ENFORCING END-TO-END SECURITY IN SCADA SYSTEMS VIA APPLICATION-LEVEL CRYPTOGRAPHY

摘要

Recent technological advances have had a strong impact on performance optimization and the provisioning of flexible supervisory control and data acquisition (SCADA) systems. However, most SCADA communications protocols, as currently implemented, are extremely vulnerable to cyber attacks. Several international organizations have been developing security standards to alleviate these threats.
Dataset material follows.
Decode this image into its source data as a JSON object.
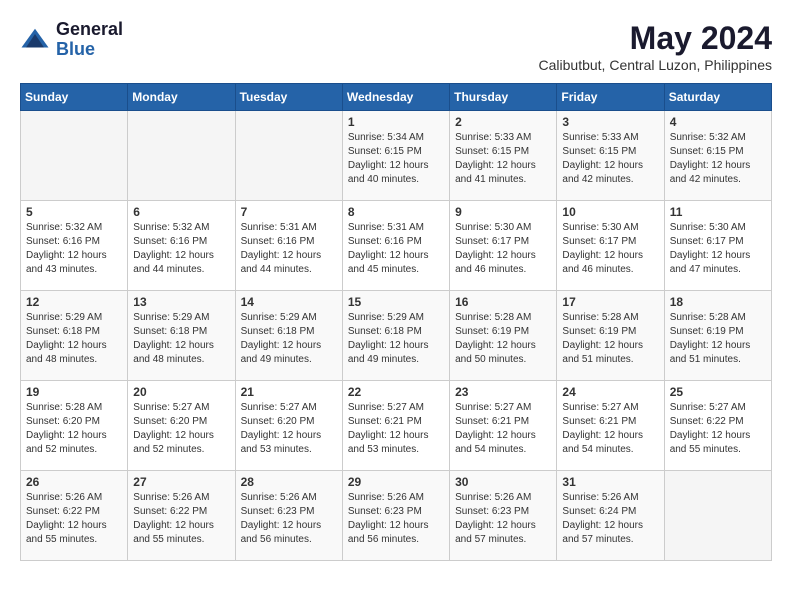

Nevertheless, investigations reveal that the vast majority of high-end control hardware devices do not incorporate security features (i.e., security protocols). Therefore, the enforcement of data security in end-to-end communications flows must be addressed at the application layer. This chapter evaluates the feasibility of performing cryptographic computations at the application layer of a programmable logic controller. It shows that, despite the modest computational resources of modern programmable logic controllers, it is possible to develop efficient cryptographic applications that enforce several data security properties in the application layer. The experimental evaluations compare the performance of AES, SHA1 and HMAC-SHA1 against the performance of the new Speck and Simon lightweight block cipher algorithms executing on a Phoenix Contact ILC 350 PN controller with the control logic of a real SCADA system used in the Romanian gas transportation network.